虽然 STING1(干扰素反应 cGAMP 相互作用因子 1 的刺激物)在 DNA 病毒感染期间的功能已经得到很好的证明,但 STING1 在 RNA 病毒感染期间的作用尚不清楚。口蹄疫病毒(FMDV)感染,一种已知的小核糖核酸病毒,诱导内质网(ER)应激反应和自噬。在这里,我们发现 FMDV 诱导的整合应激反应源自细胞模式识别受体 DDX58/RIG-I(DExD/H 盒解旋酶 58)。DDX58 将信号传递到 ER 锚定衔接蛋白 STING1,后者特异性激活 EIF2AK3/PERK(真核翻译起始因子 2A)依赖性整合应激反应,最终导致网织红细胞自噬和 STING1 自身降解。STING1 或 EIF2AK3 的敲低/敲除抑制 FMDV 基因组复制和病毒蛋白表达。

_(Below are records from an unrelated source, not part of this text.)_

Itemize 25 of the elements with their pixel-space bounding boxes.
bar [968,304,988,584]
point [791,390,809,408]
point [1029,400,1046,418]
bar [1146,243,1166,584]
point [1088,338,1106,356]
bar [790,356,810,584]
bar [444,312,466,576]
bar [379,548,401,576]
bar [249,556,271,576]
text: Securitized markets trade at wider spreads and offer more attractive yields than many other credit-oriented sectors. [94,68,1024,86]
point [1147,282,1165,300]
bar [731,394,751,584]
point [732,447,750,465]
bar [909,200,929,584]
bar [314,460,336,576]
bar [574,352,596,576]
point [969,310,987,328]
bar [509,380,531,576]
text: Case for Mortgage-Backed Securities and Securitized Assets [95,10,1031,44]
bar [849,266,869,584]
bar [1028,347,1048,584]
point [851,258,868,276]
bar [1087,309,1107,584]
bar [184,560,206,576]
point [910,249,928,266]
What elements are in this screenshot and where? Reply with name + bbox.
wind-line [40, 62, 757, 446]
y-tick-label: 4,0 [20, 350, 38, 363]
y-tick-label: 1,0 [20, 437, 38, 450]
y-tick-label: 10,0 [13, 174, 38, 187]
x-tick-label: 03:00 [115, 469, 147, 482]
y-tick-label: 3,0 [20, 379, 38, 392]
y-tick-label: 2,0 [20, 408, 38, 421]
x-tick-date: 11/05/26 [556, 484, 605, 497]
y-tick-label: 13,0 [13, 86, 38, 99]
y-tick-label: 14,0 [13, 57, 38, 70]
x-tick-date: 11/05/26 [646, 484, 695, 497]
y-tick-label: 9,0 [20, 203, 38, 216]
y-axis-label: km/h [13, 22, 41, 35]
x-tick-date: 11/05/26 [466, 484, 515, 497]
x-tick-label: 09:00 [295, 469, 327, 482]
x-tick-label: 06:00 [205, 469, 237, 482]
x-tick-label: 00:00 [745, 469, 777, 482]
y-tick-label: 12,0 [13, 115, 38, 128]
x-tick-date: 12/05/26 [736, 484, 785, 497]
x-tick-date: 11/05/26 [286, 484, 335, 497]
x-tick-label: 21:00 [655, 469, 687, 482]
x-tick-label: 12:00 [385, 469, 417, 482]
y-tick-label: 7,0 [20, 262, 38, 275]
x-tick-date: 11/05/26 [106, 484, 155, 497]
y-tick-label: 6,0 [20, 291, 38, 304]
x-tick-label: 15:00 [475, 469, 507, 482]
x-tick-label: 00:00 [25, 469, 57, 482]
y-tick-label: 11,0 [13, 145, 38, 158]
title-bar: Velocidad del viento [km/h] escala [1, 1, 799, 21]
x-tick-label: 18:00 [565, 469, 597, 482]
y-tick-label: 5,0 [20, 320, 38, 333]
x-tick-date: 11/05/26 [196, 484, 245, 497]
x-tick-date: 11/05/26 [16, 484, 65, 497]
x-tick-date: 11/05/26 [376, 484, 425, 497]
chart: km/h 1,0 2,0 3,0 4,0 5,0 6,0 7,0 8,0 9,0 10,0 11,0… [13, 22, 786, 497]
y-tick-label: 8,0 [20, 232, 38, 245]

STING1 诱导的网织红细胞自噬不需要其易位到高尔基体或 IFN 反应激活。然而,STING1 聚合对于 FMDV 诱导的整合应激反应和网织红细胞自噬是必需的。我们的工作说明了介导细胞对 FMDV 感染应激反应的信号级联,表明对 DNA 和 RNA 病毒感染的自噬诱导可能是 STING1 的一种进化保守功能。ATF6:激活转录因子 6;CGAS:环 GMP-AMP 合酶;DDX58/RIG-I:DExD/H 盒解旋酶 58;EIF2A/eIF2α:真核翻译起始因子 2A;EIF2AK3/PERK:真核翻译起始因子 2α激酶 2;ER:内质网;ERN1/IRE1:内质网向核信号 1;FMD:口蹄疫;FMDV:口蹄疫病毒;IFIH1/MDA5:干扰素诱导的具有螺旋酶 C 结构域 1;MAP1LC3B/LC3B:微管相关蛋白 1 轻链 3β;MAVS:线粒体抗病毒信号蛋白;MOI:感染复数;RETREG1/FAM134B:网织红细胞自噬调节因子 1;STING1:干扰素反应 cGAMP 相互作用因子 1 的刺激物;TCID50:50%组织培养感染剂量;XBP1:X 盒结合蛋白 1。